People will rely on target maths can make sure their operations are not constant-folded. We should encourage more work in this area though!
— Weakly Favor
I like P0533, however, sqrt should also be constexpr. It deserves special treatment because the IEEE standard gives it special treatment: it is the only operation, other than arithmetic operators and std::fma, required to be exact (see IEEE 754-2008, sec 5.4.1). ("Exact" meaning that its error is less than 0.5 ulp)
— Strongly Favor
Not totally convinced this is the best strategy, but I don’t have a better suggestion.
— Neutral
The motivation is there, but I’m uncomfortable building more on top of the shaky foundation of constexpr floating point. We need a paper and plenary approval on which things WG21 wants out of constexpr floating point. Do we want compile time and runtime to produce the same results (this would be hard). Do we want the same source to result in the same compile time results across multiple implementations (i.e. do we want compile time calculations portable)? Do we want always-precise results out of compile time calculations? We don’t have a uniform answer here, and until we do, I can’t be in favor of the proposal.

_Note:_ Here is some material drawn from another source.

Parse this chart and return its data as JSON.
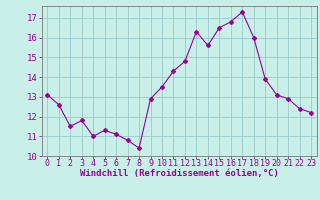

I’m also not thrilled with the implementation experience on this proposal. Something besides GCCs constant folding implementation really ought to be provided. The existence of builtins isn’t sufficient.
— Weakly Against
3.5. Poll 5: [P2273R2] Making unique_ptr
constexpr
P2273’s intro says it all: without P2273, using new or delete in a constexpr-context would force us back to a pre-c++11 memory-management era.
— Strongly Favor
There seems to be no reason not to do this anymore (I’ve faced a situation where this would have been useful just last week and was surprised it did not work as I expected it to).
— Strongly Favor
It continues to be a goal to make compile-time programming as similar as possible to runtime programming, to allow as much code as possible to be shared between the two environments. There is no reason to encourage the use of undesirable constructs like manual memory management by making the preferred replacements unavailable during constant evaluation.
— Weakly Favor
This seems a straightforward change enabling some use cases; but the paper itself does appear to lack strong motivation so I only weakly support it.